We are interested in predicting failures of cyber-physical systems during their operation. Particularly, we consider stochastic systems and signal temporal logic specifications, and we want to calculate the probability that the current system trajectory violates the specification. The paper presents two predictive runtime verification algorithms that predict future system states from the current observed system trajectory. As these predictions may not be accurate, we construct prediction regions that quantify prediction uncertainty by using conformal prediction, a statistical tool for uncertainty quantification. Our first algorithm directly constructs a prediction region for the satisfaction measure of the specification so that we can predict specification violations with a desired confidence. The second algorithm constructs prediction regions for future system states first, and uses these to obtain a prediction region for the satisfaction measure. To the best of our knowledge, these are the first formal guarantees for a predictive runtime verification algorithm that applies to widely used trajectory predictors such as RNNs and LSTMs, while being computationally simple and making no assumptions on the underlying distribution. We present numerical experiments of an F-16 aircraft and a self-driving car.
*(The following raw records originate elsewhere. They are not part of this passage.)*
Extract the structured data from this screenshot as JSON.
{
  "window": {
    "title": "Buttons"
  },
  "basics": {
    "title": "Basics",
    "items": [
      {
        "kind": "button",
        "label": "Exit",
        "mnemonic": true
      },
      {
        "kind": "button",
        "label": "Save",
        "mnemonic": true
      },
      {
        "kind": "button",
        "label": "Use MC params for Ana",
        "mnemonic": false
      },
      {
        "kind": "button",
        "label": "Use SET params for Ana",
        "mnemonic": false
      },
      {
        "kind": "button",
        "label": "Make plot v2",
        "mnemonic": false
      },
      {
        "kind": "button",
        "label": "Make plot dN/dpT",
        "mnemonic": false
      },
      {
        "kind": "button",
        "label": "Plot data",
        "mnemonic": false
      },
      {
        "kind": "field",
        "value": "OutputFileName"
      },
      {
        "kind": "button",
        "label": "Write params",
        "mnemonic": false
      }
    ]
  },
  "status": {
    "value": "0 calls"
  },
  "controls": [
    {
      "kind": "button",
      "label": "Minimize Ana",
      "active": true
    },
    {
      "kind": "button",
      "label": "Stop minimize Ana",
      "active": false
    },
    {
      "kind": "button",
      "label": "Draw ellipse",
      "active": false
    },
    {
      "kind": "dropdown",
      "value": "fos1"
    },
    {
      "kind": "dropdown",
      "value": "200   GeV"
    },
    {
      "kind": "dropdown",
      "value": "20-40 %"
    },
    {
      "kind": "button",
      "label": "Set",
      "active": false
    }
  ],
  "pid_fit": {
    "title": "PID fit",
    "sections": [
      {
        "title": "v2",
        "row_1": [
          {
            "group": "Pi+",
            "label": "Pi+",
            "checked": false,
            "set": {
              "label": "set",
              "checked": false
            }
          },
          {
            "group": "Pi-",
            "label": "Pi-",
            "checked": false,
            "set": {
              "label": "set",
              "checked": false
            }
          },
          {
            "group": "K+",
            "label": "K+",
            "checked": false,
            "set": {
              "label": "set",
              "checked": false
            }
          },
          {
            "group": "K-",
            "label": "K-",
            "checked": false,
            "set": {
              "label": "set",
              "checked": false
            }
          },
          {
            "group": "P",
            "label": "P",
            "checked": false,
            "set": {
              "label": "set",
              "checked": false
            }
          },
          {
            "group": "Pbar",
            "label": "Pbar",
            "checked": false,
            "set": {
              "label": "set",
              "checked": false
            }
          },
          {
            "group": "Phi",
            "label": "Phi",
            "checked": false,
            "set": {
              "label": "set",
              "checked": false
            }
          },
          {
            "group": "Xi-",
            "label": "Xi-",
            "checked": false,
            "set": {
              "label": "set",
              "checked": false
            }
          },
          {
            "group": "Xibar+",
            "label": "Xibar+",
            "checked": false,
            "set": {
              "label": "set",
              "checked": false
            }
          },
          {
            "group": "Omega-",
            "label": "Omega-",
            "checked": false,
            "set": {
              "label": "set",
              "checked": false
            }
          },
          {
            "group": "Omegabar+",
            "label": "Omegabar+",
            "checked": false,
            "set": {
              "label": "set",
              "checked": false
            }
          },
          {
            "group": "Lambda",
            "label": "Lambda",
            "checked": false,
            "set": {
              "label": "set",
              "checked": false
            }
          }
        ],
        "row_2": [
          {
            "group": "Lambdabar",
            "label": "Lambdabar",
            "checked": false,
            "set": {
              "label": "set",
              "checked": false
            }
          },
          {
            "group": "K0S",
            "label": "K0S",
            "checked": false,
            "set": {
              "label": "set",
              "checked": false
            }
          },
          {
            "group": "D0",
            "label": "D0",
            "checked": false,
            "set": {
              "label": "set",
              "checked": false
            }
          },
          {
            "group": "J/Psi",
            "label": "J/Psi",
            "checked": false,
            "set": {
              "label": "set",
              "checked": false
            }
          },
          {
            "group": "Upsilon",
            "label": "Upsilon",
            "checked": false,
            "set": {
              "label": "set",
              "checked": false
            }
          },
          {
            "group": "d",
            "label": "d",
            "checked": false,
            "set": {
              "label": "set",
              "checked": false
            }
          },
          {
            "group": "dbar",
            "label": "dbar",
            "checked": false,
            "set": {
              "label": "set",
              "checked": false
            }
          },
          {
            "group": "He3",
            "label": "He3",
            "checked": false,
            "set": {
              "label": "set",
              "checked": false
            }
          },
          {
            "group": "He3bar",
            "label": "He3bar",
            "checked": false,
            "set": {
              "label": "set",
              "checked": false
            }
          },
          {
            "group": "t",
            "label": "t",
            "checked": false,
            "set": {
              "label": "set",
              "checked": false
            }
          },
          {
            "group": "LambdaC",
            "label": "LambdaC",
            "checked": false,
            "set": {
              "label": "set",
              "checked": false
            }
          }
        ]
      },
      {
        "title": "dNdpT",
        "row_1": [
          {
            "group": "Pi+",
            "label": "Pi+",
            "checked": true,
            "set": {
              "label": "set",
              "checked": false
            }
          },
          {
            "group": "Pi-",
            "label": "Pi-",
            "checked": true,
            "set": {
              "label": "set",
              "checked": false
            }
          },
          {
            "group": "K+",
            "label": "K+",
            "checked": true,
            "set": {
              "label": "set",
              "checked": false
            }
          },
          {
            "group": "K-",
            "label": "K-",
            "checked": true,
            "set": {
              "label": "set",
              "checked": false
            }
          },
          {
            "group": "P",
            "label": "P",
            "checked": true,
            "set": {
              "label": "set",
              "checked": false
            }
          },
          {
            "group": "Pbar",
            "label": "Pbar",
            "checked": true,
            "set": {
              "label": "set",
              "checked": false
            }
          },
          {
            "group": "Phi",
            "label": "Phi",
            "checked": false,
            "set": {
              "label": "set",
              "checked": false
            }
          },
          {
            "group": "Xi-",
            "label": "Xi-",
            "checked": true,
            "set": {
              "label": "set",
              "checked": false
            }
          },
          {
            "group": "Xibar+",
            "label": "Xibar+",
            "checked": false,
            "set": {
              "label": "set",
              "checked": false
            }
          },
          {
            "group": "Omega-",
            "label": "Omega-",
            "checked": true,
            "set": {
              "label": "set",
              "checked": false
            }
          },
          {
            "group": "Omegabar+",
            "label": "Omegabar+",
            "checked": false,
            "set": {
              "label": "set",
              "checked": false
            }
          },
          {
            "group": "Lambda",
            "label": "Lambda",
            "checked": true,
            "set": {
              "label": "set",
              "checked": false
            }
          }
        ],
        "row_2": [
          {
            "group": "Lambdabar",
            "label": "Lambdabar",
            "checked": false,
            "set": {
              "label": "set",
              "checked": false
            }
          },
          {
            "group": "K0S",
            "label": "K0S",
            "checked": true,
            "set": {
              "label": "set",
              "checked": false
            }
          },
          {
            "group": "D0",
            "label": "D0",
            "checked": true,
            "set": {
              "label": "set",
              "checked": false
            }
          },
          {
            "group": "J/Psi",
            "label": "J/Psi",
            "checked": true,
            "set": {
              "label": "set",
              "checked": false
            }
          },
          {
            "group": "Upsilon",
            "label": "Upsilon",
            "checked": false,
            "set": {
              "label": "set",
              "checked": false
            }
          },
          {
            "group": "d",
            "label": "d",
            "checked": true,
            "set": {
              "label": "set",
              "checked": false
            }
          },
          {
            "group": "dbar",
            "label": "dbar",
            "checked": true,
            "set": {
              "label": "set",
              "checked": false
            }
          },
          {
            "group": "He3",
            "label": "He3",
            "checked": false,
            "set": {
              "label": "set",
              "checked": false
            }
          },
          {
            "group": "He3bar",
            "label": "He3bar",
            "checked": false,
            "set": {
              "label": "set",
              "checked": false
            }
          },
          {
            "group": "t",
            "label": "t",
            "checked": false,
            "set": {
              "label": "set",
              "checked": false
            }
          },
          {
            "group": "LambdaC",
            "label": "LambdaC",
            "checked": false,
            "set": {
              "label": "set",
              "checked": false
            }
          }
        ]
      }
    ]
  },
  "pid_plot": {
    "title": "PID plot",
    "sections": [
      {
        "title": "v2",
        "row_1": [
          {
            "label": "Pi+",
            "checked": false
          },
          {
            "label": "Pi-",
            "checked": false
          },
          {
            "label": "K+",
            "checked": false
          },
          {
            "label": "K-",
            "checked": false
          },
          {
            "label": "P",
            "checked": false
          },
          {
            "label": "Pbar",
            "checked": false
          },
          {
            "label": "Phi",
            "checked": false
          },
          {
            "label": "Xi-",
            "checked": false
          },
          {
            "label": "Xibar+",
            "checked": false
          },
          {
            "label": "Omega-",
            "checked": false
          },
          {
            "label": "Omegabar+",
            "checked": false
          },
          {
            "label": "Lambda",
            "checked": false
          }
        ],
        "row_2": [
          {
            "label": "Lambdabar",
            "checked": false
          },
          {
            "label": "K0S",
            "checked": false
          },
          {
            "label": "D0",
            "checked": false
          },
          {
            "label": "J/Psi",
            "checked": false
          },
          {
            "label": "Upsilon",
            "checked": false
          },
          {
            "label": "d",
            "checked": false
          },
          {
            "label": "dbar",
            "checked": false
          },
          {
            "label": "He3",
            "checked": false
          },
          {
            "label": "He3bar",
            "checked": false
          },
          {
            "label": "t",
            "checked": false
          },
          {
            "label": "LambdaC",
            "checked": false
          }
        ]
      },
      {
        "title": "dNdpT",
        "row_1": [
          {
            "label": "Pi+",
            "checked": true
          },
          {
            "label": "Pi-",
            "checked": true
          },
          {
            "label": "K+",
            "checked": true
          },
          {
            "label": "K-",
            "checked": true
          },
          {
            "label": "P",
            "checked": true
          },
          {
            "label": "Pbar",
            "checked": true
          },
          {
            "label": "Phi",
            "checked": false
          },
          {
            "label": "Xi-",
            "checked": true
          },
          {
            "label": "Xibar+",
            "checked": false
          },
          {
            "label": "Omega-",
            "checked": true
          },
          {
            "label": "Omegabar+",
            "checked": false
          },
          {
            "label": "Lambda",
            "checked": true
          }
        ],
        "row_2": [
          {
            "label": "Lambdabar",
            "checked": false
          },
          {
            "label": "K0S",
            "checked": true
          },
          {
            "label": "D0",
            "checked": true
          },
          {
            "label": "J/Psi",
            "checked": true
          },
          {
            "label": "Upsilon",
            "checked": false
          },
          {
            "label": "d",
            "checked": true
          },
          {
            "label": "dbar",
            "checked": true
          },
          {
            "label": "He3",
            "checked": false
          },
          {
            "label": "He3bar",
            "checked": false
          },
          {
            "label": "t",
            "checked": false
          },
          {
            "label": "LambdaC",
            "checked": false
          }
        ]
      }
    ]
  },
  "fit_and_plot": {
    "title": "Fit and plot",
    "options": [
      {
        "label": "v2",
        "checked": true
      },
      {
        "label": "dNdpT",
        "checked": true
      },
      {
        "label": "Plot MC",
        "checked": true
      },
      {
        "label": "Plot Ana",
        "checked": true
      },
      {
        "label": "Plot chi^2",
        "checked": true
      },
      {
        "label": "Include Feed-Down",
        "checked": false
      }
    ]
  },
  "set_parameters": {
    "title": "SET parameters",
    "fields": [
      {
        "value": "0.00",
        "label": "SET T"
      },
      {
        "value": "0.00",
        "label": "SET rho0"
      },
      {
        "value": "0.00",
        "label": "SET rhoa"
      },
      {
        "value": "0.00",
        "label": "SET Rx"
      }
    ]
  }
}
翻译：我们有兴趣预测网络物理系统运行过程中的故障。 特别是, 我们考虑随机系统和信号时间逻辑规格, 我们想要计算当前系统轨迹违反规格的概率。 本文介绍了预测未来系统运行时间的两种预测运行时间核查算法, 该算法根据当前观测的系统轨迹来预测未来系统。 由于这些预测可能不准确, 我们构建了预测区域, 通过使用符合的预测来量化预测不确定性, 这是一种用于不确定性量化的统计工具。 我们的第一个算法直接构建了一个对规格的满意度的预测区域, 以便我们能够以期望的信心预测违反规格的情况。 第二个算法为未来系统构建了预测区域, 首先列出, 并使用这些算法来获取对满意度的预测区域。 据我们所知, 这些是预测运行时间核查算法的第一个正式保障, 适用于广泛使用的轨迹预测器, 如 RNNS 和 LSTMs,, 同时进行简单的计算, 对基本分布不作任何假设。 我们对F-16型飞机和自驾驶车进行数字实验。